# what happens when a model is having more parameters than training samples

In a simple neural network, say, for example, the number of parameters is kept small compared to number of samples available for training and this perhaps forces the model to learn the patterns in the data. Right?

My question is that what repercussions could we have in a scenario where the number of parameters in a model are more than the number of training instances available ?

Can such a model lead to over-fit? What effect can those extra parameters bring about in the model performance?

Kindly shed some light on this. I believe that it is only the data representation (number of hidden layers, number of neurons in each layer etc.) that governs the number of parameters in the model. Is my understanding correct ?

When talking about neural networks (nowadays especially deep neural networks), it is nearly always the case that the network has far more parameters than training samples.

Theoretically, a simple two-layer neural network with $2n+d$ parameters is capable of perfectly fitting any dataset of $n$ samples of dimension $d$ (Zhang et al., 2017). So to answer your question, having such a large model can lead to overfitting.

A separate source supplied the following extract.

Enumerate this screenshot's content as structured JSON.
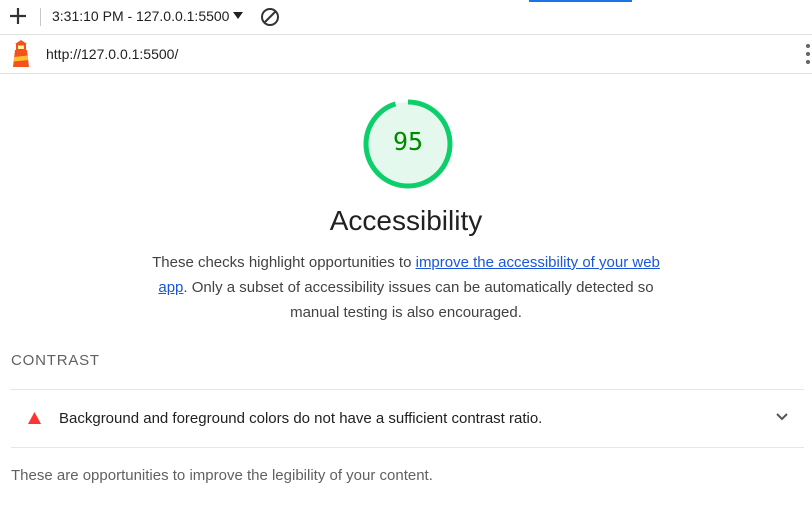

The awesome thing about deep neural networks is that they work very well despite these potential overfitting problems. Usually it is thanks to various regularization effects implicit to the training/optimization algorithm and the network architecture, and explicitly used regularization methods such as dropout, weight decay and data augmentation. My paper Regularization for Deep Learning: A Taxonomy describes some of these effects in depth.

The obvious benefit of having many parameters is that you can represent much more complicated functions than with fewer parameters. The relationships that neural networks model are often very complicated ones and using a small network (adapting the size of the network to the size of the training set, i.e. making your data look big just by using a small model) can lead to the problem when your network is too simple and unable to represent the desired mapping (high bias). On the other hand, if you have many parameters, the network is flexible enough to represent the desired mapping and you can always employ stronger regularization to prevent overfitting.

To answer the last part of your question: The number of parameters is fully defined by the number of layers in the network, number of units in every layer, and dimensionality of the input and the output.